Vieram muitos outros hits — Domino, Who You Are, Bang Bang com Ariana Grande e Nicki Minaj. Mas, após Bang Bang, seus singles pararam de funcionar. Ela não tem um hit há dez anos. Como lidou com isso? “Para ser honesta, nunca liguei para números 1. Não é quem eu sou. Talvez por isso tenha trocado de empresário tantas vezes.”

Ao mesmo tempo, diz, o fracasso trouxe alívio: permitiu que ela recuperasse parte do anonimato. “Eu amo o sucesso, mas não amo ser famosa. O mais difícil da fama é perder a invisibilidade que permite criar.”

Ela admite que perdeu a fé no próprio trabalho. Suas últimas canções de sucesso foram escritas por outros e não significavam nada para ela. Então se afastou, escreveu o álbum não comercial R.O.S.E. — que ela amou, mas poucos ouviram. “A gravadora não entendeu. Não era Bang Bang.”

Houve rumores de que ela vendeu os direitos de sua música, depois de relatos de que havia faturado 7,6 milhões de libras em 2023. Ela ri, nega, depois admite não saber ao certo. “Talvez tenha vendido, não sei.”

Em 2018, veio um sucesso inesperado: o programa chinês **Singer**, no qual ela competiu sem saber que competiria — e acabou ganhando, cantando I Will Always Love You para uma plateia de 1,2 bilhão. “Ser celebrada como cantora daquela forma… eu nunca tinha tido isso.”

O novo álbum é extremamente pessoal. O título vem de algo que ela diz sempre: “Don’t tease me with a good time” — às vezes séria, às vezes sarcástica.

A música I Don’t Care termina com ela brindando aos que têm coragem de se afastar de gaslighters, abusadores e narcisistas. Quem são eles? “Homens da minha carreira, e alguns que eu namorei. Me chamavam de difícil porque eu sou forte e sei quem sou.”

Em Complicated, ela resume a primeira década da carreira, inclusive pedindo desculpas à ex-namorada por ter chamado seu relacionamento de “fase”. “Eu nunca disse que não era bissexual. Sempre serei atraída por mulheres — só não quero rótulos.”

Duas músicas tratam de perdas. **Comes in Waves** fala sobre o bebê que perdeu em 2021, quando tentou engravidar sozinha via FIV. Ela engravidou naturalmente anos depois. “Eu consegui. Tenho tanto orgulho de mim.”

**I’ll Never Know Why** é sobre seu amigo e segurança Dave Last, que tirou a própria vida em 2018. Ela chora ao falar dele. “Ele era como um irmão.”

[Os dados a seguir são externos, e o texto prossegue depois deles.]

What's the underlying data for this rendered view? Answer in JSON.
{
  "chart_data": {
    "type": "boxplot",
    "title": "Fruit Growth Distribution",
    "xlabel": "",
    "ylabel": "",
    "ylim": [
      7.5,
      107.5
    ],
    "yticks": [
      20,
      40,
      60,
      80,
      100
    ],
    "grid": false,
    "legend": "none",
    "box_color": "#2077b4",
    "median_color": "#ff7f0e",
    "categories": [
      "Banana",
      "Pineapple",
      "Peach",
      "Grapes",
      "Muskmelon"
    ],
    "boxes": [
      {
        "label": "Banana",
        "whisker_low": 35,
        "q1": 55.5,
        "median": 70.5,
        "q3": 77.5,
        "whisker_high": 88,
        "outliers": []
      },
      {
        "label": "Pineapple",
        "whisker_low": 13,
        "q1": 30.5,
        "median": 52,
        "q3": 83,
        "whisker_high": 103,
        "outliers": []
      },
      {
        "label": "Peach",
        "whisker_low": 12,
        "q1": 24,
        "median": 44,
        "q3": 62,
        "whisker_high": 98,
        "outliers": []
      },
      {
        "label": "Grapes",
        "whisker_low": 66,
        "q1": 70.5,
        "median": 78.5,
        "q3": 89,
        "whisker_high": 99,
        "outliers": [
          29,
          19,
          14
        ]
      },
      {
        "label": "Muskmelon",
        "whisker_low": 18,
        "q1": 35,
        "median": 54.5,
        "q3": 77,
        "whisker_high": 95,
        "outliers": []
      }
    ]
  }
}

O álbum termina antes da alegria de ter seu filho Sky com o parceiro Chanan Colman, com quem voltou a morar no Reino Unido após anos em Los Angeles. Ela diz que nunca amou como ama agora. “Gerar o filho de alguém te une de uma forma para sempre.”

Ela está curada, mas sabe que o câncer pode voltar. “A vida é curta demais para se preocupar com isso. Se voltar, lidamos quando for a hora.”

O novo álbum de Jessie J, Don’t Tease Me With a Good Time, já está disponível.